— Nessuno saprà mai nulla, — Vlad sorrise sarcasticamente, sollevando una grossa pietra. — Dirò che sei caduta da un dirupo. E basta, è finita. Nessuno ti cercherà. Siamo su un altro continente. Chi ha voglia di preoccuparsi per una turista persa? E io tornerò a casa vedovo, entrerò in possesso dell’eredità… E finalmente mi sposerò con quella che davvero amo. Di te mi dimenticherò, come di un brutto sogno!
Marina aveva sognato quel viaggio in Africa da tempo. Per mesi aveva visto nei suoi sogni giungle verdi piene di scimmie urlanti e uccelli dai colori vivaci, sabbie roventi dei deserti, savane infinite con giraffe e leoni, dove ogni passo sembrava toccare un mondo primordiale. Voleva scappare dalla grigia città coperta di neve, dalla pioggia incessante e dai giorni tristi, per trovarsi lì, in mezzo alla vita selvaggia e libera.
Ora il biglietto per il Congo era già nel suo taschino, e mancavano poche ore per arrivare in Africa. Nel suo bagaglio, senza rimorsi, aveva messo costumi da bagno, pantaloncini, cappelli — tutto ciò che avrebbe potuto servirle nei tropici. Ma per Marina, non era solo un viaggio. Era una possibilità. Una possibilità di salvare il suo matrimonio.
Erano sposati da appena un anno e mezzo, ma tra loro si era già creata una distanza. A volte le sembrava che Vlad la disprezzasse — o addirittura la odiasse. Lavoravano insieme, e lui quasi non la considerava, nonostante fosse lei la sua superiore. Dopo l’incidente in cui i suoi genitori erano morti, Marina aveva ereditato l’agenzia pubblicitaria di famiglia. E subito dopo, Vlad era entrato nella sua vita.
In qualche modo era riuscito a guadagnarsi la sua fiducia. Era colto, galante, aveva una lingua affilata e sapeva sorprendere.

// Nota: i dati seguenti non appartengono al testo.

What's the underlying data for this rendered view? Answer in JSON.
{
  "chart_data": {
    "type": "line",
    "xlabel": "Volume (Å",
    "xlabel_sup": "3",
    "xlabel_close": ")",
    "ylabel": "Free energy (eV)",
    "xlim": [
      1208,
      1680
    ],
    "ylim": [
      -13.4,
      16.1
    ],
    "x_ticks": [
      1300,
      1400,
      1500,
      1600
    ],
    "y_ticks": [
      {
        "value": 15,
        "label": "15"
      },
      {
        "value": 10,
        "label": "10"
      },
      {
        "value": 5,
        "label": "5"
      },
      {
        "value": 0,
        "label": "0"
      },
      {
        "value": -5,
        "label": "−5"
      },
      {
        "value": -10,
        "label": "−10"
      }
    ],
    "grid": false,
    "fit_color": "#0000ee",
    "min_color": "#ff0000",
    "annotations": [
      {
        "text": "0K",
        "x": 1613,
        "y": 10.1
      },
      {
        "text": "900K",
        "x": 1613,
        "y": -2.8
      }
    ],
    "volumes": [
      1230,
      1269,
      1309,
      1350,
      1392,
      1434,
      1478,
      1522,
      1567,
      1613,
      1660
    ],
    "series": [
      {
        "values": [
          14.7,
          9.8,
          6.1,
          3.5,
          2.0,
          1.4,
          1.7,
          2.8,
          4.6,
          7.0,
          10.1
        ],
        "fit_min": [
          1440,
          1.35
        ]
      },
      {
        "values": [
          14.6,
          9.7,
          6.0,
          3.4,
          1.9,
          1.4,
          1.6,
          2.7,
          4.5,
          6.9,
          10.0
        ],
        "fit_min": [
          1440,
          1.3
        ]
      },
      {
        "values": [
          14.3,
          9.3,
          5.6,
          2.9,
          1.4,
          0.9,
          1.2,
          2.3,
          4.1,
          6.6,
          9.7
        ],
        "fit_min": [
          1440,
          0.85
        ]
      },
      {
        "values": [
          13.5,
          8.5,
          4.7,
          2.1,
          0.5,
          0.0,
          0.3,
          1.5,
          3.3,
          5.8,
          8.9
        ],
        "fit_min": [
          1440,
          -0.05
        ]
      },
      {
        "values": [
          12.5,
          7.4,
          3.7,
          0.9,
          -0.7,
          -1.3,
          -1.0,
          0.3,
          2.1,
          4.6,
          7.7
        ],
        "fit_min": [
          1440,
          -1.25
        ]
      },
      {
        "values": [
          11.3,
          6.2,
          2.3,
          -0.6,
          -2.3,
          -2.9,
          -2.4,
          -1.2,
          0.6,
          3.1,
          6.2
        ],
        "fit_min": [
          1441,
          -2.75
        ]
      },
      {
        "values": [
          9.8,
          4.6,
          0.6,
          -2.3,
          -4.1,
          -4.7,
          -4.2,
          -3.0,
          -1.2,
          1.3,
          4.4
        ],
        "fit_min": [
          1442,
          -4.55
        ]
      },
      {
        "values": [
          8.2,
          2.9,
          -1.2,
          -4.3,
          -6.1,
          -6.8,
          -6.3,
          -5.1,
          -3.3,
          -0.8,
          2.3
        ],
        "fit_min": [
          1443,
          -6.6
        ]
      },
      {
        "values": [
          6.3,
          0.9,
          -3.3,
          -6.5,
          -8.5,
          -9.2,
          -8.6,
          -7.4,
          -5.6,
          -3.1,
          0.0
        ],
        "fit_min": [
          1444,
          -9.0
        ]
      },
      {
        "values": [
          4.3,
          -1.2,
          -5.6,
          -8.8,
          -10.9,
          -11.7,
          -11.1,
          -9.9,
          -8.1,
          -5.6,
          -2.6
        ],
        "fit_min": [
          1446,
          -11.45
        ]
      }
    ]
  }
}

Marina ne aveva così tanto bisogno che, seguendo un impulso, aveva accettato di sposarlo. Dopo un matrimonio sontuoso e una luna di miele sulla costa, però, tra loro aveva cominciato a risvegliarsi qualcosa di freddo e distante. Ora Marina sperava che quel viaggio avrebbe potuto salvare ciò che si poteva ancora salvare.
Quando Vlad passò davanti alla stanza di Marina e la vide faticare a chiudere la sua borsa stracolma, si fermò e sbuffò sarcastico:
— Ma cosa, hai intenzione di rimanere lì per sempre? Perché porti così tante cose?
Marina, riuscita finalmente a chiudere la zip, sorrise stancamente:
— Voglio solo essere diversa ogni giorno. Almeno all’esterno.
Vlad sbuffò ancora, scrollò le spalle e se ne andò. Marina lo guardò allontanarsi e sospirò profondamente.
— Spero che non sia tutto inutile… — mormorò tra sé e sé.
Tre giorni dopo, dopo vari scali in paesi diversi, arrivarono finalmente in Congo. Un autobus turistico li portò al villaggio dove si trovava il campo base. Marina osservava tutto intorno con occhi da bambina che scopre un nuovo mondo. Vlad, invece, rimase in silenzio, con un’espressione insoddisfatta, chiaramente non condividendo il suo entusiasmo.
Detestava tutto: gli americani che ridevano ad alta voce, la coppia di anziani francesi, persino la guida giovane — una ragazza di colore, simpatica e con un ottimo inglese e russo. Lui la guardava con disprezzo non troppo nascosto, e quando Marina lo toccò per attirare la sua attenzione, ricevette solo uno sguardo rabbioso in risposta.
— Guarda che meraviglia! — sussurrò lei, indicando un rinoceronte che camminava lentamente nella savana. — Che grande! Pensi che potrebbe ribaltare il nostro autobus?
Vlad nemmeno si voltò.
— Non lo so, — mormorò. — Solo se lo fa, finalmente potrò dormire.
Lanciò uno sguardo cattivo agli americani che ridevano di nuovo e tirò fuori la lingua. Loro risposero con sorrisi amichevoli e gli fecero cenno.
— Per favore, basta! — sbottò Marina. — Non rovinare la vacanza agli altri!
Ma Vlad già si era girato, chiudendo gli occhi come se fosse già in un sonno profondo. Marina non cercò più di coinvolgerlo — la savana ora non la entusiasmava più come prima. C’era qualcosa in lui che si era rotto. Cosa fosse, non lo sapeva. Ma una cosa era chiara: il loro matrimonio, forse, non sarebbe mai stato salvato.